Una spina nel fianco dell’Europa
Da queste condizioni nasce un braccio di ferro politico inutile e poco costruttivo tra Svizzera e Europa.
La Svizzera è quello che è e rimarrà tale perché non è un progetto creato dall’alto ma una formazione che si è creata e evoluta lungo sette secoli di storia; l’Europa intesa come entità politica vede il nostro Pese come un elemento, un ostacolo, di disturbo per il suo piano di omologazione, di conformismo e di egualitarismo continentale.
In altre parole, si potrebbe anche dire che siamo “una spina nel fianco” per chi vede nel centralismo burocratico e nell’oligopolio politico europeo le due vie parallele, uniche e insindacabili da percorrere in fretta per fare in modo che l’Europa si metta a contrastare America, Cina e Russia.
Tenere insieme poli contrastanti
Ma tant’è. La Svizzera lo sappiamo riesce a creare prosperità collettiva e benessere individuale, ad avere pochi debiti e finanze sane da molto tempo, essenzialmente perché è un Paese liberalconservatore. Il che significa essere liberali in economia, aperti al mondo, e conservatori nei valori e nelle regole del gioco della democrazia elvetica.
Anche questo profilo filosofico-politico non ce lo siamo dati dopo lunghi processi di studio e di valutazione di massimi sistemi; no, più semplicemente si è creato spontaneamente dal basso e in lunghi tempi di decantazione.
Siamo riusciti a tenere assieme, finora in modo virtuoso, due poli contrastanti: quello della legge naturale e quello della legge positiva.

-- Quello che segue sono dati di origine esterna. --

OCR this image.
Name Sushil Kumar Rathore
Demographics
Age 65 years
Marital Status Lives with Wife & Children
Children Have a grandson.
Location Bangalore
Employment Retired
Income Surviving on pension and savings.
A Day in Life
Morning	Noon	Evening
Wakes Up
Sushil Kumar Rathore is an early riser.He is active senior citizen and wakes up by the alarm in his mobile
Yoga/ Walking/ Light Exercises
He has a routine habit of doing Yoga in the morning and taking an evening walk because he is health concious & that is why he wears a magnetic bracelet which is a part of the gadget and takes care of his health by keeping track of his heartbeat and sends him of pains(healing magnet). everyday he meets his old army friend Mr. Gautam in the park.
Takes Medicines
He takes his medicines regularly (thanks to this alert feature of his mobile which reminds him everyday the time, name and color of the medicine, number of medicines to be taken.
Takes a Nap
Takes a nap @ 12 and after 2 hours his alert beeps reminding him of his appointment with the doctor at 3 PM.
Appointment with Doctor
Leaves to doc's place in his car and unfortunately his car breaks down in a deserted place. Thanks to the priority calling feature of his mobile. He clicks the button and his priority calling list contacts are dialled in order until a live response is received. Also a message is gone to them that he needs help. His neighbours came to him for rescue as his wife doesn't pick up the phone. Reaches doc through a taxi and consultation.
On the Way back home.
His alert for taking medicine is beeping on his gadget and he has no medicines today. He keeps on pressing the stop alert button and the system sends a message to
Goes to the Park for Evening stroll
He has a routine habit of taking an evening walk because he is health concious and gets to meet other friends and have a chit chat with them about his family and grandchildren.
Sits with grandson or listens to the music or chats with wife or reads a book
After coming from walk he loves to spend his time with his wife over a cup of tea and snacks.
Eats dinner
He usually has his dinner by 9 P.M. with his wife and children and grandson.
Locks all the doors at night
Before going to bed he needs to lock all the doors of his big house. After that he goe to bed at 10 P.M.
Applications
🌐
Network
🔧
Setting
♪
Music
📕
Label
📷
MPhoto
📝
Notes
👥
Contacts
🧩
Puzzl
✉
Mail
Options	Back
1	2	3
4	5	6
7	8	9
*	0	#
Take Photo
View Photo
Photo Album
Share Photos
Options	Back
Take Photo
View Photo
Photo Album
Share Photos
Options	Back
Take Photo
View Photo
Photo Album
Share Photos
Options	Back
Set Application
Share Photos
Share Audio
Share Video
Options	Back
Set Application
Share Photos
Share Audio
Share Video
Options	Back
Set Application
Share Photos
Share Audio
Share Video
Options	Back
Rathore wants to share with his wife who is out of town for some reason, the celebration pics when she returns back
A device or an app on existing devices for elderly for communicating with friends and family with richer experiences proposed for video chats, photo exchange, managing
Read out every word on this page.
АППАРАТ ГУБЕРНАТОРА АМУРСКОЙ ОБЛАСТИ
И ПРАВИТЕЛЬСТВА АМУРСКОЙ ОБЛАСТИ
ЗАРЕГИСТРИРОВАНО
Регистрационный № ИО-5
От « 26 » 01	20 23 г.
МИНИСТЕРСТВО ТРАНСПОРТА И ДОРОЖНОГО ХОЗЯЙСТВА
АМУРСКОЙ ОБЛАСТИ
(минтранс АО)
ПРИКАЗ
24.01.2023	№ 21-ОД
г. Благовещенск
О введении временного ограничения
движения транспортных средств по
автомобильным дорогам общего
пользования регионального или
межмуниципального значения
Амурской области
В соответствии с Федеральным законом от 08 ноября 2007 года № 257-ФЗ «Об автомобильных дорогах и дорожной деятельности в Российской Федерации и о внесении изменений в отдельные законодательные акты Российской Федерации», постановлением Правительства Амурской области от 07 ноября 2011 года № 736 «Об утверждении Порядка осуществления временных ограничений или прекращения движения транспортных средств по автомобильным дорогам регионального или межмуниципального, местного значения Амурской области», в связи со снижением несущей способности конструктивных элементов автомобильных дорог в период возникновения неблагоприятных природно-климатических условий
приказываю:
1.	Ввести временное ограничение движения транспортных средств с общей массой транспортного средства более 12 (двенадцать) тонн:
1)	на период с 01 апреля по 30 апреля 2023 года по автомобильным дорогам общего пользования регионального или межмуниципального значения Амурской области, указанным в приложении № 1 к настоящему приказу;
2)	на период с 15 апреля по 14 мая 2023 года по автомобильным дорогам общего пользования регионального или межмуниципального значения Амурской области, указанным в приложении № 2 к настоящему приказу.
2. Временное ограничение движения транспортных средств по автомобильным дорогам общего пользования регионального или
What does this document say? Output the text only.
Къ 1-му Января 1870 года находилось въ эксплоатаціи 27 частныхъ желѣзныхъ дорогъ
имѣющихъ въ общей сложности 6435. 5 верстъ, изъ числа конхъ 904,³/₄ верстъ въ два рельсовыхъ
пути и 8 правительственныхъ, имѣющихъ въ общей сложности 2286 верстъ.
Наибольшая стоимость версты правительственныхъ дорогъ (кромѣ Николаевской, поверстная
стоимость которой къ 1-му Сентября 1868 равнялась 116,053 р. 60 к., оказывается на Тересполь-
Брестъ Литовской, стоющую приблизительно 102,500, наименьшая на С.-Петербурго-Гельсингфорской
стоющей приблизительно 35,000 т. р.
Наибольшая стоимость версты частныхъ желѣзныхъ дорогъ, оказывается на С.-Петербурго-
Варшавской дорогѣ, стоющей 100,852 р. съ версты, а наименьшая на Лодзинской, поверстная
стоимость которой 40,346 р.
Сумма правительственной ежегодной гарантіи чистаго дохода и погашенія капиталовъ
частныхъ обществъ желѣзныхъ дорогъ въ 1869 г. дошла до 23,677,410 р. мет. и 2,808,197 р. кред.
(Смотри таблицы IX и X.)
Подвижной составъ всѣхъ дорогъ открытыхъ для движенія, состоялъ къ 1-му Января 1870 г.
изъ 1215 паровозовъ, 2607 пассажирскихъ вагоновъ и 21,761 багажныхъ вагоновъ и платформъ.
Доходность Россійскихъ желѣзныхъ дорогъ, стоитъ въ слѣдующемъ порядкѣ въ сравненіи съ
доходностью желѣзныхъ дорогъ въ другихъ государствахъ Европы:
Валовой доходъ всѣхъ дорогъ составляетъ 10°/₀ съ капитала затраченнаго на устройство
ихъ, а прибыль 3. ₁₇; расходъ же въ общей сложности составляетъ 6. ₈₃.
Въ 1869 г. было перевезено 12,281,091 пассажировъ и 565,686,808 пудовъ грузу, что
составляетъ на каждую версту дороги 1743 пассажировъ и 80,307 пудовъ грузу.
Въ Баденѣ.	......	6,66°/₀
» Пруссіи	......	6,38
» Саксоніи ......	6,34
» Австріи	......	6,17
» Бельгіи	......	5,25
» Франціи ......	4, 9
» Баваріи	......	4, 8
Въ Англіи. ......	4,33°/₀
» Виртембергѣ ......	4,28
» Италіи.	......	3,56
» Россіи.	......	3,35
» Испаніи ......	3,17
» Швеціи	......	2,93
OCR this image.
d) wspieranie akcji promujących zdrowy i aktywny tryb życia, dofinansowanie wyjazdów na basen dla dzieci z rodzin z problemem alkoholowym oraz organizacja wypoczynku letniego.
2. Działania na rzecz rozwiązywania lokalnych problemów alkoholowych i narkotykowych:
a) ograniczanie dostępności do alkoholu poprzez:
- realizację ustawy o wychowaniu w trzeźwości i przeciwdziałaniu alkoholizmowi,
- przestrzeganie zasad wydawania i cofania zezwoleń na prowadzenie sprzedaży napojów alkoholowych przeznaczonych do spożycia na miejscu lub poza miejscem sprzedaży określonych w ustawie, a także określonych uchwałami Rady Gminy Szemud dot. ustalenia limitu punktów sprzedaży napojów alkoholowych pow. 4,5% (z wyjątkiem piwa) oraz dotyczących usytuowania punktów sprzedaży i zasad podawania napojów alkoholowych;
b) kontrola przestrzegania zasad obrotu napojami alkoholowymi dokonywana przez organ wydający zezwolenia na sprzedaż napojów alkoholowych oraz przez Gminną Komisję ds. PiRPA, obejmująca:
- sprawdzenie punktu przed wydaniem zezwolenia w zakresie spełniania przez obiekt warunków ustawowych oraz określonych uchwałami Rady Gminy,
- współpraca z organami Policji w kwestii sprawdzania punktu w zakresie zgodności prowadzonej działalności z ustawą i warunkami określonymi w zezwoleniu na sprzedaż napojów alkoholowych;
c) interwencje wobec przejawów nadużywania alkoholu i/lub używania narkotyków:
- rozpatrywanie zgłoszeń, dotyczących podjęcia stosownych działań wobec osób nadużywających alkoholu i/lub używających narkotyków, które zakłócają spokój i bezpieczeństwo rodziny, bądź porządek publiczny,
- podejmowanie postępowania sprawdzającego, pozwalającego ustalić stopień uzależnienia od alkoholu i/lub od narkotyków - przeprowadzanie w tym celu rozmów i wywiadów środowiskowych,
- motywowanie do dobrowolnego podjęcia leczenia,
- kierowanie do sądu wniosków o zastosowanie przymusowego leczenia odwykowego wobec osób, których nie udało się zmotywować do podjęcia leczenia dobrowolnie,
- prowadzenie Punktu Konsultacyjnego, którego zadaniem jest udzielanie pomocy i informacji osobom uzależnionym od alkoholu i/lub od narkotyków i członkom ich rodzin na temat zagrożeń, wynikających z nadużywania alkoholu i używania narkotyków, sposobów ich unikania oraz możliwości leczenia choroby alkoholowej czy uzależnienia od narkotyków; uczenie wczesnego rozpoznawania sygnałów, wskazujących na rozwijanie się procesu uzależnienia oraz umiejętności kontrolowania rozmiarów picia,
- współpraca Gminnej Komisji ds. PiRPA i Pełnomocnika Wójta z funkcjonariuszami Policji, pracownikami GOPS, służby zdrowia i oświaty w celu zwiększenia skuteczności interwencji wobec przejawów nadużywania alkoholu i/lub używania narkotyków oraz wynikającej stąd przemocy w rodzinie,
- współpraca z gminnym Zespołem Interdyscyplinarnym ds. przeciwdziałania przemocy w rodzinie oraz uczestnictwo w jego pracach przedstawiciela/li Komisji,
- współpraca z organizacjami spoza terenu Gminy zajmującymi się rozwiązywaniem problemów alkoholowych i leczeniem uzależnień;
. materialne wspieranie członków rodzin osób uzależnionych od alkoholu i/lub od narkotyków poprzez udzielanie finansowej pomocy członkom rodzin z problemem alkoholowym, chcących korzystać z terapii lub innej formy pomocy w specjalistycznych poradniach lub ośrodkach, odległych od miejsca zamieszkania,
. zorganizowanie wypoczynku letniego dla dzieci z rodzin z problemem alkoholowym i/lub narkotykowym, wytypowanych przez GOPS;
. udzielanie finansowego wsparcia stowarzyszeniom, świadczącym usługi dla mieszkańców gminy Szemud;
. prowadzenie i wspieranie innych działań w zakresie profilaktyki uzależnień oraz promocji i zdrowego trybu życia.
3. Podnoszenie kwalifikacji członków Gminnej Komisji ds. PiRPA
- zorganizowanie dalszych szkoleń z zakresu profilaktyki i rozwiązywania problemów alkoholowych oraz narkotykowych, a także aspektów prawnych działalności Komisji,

Il primo è quello della sequela di persona, popolo e patria (i settecento anni di tradizione, identità e cultura elvetica); il secondo è quello che è costruito sui concetti di individuo, cittadini e stato (i principi dell’illuminismo).
Meglio non pigliarci
Sono proprio questi due poli dell’organizzazione sociale, quello naturale e quello legale, che in molti Stati dell’Europa ci sembrano andare sempre di più verso la loro collisione producendo: populismo, sovranismo e protezionismo.
Tutto questo per dire una semplice cosa.
Il detto popolare ci insegna che: “chi si assomiglia si piglia”; in questo momento meglio non pigliarci.
Da noi è ancora in funzione la democrazia liberale: cioè decidere a chi dare il potere (democrazia) e decidere quanto potere concedergli (liberalismo), punti cardini che l’Ue fatica a dimostrare visto quanto sopra.